Let’s say we have a company called Panda Paint, which makes low-VOC paints for people with allergies and chemical sensitivities. They began as a bricks-and-mortar company back in the early 1990s, moved online during the dot-com era, and barely survived the last two recessions. They did so by slashing costs and staff and sticking solely to their core product line. After both recessions, Panda became even more conservative financially than it was when it first started. Every business move was analyzed and evaluated. Going slow and being certain of ROI became Panda’s mantra and method.
But now, with increased competition, apps, and online stores, Panda is seeing shrinkage in its core business. Its methodical processes are preventing Panda from taking advantage of rapid innovation. To keep and grow its customer base, Panda has to expand internationally, employing home delivery, and provide online tools for customers that provide virtual home décor. At the end of the day, Panda realizes it has to increase its velocity, yet take that risk in a deliberate way.
One of the products Panda decides to create is PandaMatch, an app for portable devices that allows customers to match Panda’s low-VOC paints with those of existing colors from other retailers.
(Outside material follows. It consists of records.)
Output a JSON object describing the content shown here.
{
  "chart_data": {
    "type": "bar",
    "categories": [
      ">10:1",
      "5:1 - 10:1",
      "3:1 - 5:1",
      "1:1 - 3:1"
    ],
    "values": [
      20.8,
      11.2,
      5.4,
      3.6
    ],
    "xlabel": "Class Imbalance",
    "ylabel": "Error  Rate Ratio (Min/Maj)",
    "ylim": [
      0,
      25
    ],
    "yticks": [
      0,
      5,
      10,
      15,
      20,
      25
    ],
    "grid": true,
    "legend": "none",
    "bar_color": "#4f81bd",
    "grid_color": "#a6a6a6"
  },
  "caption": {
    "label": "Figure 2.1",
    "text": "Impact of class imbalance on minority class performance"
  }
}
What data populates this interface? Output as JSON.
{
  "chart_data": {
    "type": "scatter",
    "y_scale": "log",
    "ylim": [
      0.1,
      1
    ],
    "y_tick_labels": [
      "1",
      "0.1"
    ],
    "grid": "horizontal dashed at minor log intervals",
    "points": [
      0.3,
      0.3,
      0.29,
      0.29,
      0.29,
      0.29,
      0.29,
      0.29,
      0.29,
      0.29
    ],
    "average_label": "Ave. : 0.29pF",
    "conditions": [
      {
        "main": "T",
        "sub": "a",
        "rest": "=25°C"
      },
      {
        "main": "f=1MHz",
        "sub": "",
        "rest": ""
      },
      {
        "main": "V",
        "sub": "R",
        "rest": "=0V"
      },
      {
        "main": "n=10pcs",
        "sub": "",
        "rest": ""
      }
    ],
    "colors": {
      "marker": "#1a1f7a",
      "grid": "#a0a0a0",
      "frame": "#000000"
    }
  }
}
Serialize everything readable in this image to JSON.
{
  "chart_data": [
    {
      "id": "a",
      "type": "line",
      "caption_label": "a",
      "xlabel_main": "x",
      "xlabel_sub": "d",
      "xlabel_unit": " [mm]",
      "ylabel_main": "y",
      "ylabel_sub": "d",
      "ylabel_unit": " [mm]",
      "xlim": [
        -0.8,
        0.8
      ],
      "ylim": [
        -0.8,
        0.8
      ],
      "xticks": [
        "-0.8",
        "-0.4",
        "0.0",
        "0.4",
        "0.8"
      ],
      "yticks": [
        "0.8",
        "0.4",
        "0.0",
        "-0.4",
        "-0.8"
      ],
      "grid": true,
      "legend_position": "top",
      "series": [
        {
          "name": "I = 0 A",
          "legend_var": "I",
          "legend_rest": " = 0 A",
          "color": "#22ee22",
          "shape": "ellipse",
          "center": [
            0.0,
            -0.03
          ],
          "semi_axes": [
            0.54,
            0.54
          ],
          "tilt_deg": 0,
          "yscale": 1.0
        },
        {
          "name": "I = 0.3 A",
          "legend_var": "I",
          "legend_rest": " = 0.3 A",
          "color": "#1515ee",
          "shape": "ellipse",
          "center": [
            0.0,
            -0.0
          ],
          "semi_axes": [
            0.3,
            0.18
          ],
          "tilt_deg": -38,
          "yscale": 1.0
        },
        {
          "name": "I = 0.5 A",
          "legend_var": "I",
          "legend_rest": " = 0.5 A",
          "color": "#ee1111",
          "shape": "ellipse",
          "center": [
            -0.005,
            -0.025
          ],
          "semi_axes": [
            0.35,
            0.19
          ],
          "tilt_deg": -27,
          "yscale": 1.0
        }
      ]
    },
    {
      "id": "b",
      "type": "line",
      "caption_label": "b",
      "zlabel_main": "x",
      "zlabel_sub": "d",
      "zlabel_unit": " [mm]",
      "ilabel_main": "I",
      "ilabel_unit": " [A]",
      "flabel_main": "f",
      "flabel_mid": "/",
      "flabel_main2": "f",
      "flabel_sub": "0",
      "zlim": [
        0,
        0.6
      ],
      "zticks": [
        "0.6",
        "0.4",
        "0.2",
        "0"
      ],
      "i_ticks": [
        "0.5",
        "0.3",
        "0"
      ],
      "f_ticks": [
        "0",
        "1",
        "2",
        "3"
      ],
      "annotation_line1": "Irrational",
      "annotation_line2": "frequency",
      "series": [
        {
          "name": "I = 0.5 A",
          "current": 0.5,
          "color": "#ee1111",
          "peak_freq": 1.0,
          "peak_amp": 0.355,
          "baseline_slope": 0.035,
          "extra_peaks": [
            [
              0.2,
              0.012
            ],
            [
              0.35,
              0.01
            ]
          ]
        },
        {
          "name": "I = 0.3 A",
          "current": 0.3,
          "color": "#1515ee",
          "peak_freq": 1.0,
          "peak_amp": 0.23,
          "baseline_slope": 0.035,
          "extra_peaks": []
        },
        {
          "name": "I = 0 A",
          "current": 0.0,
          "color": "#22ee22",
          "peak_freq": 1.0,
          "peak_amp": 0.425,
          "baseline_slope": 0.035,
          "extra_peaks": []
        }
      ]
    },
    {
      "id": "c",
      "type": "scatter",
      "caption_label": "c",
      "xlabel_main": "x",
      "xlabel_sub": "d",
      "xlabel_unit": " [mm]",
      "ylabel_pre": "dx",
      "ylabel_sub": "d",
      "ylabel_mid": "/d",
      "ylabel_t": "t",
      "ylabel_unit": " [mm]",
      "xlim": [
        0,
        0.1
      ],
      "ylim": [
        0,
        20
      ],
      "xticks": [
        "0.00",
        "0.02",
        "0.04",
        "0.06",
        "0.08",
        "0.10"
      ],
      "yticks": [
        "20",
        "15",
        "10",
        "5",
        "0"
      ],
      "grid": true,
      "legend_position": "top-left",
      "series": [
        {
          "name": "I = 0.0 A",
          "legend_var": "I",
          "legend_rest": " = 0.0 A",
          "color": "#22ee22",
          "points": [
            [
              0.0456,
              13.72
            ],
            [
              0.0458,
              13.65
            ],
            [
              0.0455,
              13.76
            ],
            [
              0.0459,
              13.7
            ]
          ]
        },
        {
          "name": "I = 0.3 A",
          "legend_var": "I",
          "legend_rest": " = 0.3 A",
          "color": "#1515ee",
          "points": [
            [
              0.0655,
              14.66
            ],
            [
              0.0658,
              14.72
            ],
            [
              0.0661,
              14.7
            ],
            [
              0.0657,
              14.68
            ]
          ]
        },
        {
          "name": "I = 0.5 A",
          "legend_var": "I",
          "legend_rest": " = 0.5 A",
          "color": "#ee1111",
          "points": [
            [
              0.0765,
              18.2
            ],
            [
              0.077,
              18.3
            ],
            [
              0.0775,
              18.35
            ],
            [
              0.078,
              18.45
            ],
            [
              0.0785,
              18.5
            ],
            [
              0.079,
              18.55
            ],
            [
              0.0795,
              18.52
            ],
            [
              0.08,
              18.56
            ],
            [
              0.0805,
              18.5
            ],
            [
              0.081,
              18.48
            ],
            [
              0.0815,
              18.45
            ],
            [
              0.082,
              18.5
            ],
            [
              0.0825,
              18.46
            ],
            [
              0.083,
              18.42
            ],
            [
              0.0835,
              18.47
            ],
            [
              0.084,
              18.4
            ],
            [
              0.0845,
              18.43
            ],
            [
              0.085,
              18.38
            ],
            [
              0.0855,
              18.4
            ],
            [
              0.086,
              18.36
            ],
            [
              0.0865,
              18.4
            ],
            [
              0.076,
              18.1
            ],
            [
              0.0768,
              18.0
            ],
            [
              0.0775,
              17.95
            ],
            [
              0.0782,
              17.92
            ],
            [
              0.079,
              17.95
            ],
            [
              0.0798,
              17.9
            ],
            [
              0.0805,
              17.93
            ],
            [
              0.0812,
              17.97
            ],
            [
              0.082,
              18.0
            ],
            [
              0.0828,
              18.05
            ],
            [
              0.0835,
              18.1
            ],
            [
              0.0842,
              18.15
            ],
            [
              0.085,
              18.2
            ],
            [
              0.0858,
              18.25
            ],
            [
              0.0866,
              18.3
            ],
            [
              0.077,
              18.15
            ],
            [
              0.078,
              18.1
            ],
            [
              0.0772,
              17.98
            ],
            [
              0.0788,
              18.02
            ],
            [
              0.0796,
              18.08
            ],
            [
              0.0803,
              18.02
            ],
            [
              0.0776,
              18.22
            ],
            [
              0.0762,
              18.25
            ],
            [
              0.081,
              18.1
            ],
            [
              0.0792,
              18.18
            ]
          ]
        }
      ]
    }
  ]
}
When Panda’s Head of Product, Skip Lawrence, logs onto PlanStreet, he clicks the New Project tab and selects Traditional for the project type. The new project is named PandaVision Software Innovation Business Plan. Skip sets a due date from the calendar function that is one year from today. He also selects Project Manager, Teams, and defines the Key Phases. Phases include conducting market research and determining market opportunities, as well as the level of investment. The expected ROI is determined and a budget established for engaging software architects to complete PandaMatch. The company’s board signs off, and the next step is to organize a group of developers to build the app.
Now, Skip Lawrence logs onto PlanStreet and chooses the Agile option under the New Project tab. By doing so, Skip now moves to a tile view that permits him to do release planning, create Sprints and Sprint Goals, and create User Stories. One of the User Stories, for, example, in determining the software framework. Another is determining the cloud platform. From there, Panda is ready to start its first Sprint. User Stories are moved through the various stages of the Agile project management cycle, including Design, Build, and Test.
When the development cycle ends, the next step for the company is preparing the marketing launch. Skip Lawrence logs back into PlanStreet and chooses Traditional under the New Project tab. He creates Key Phases such as establishing help desk scripts, training employees, and updating the online catalog. Planning the marketing campaign lends itself more to a linear approach.
Panda’s past success was grounded in hard-won lessons about going slow and steady. So you can see how a hybrid approach combining traditional and Agile project management works in its favor. The company is able to preserve its past while embracing the tempo of modern software development.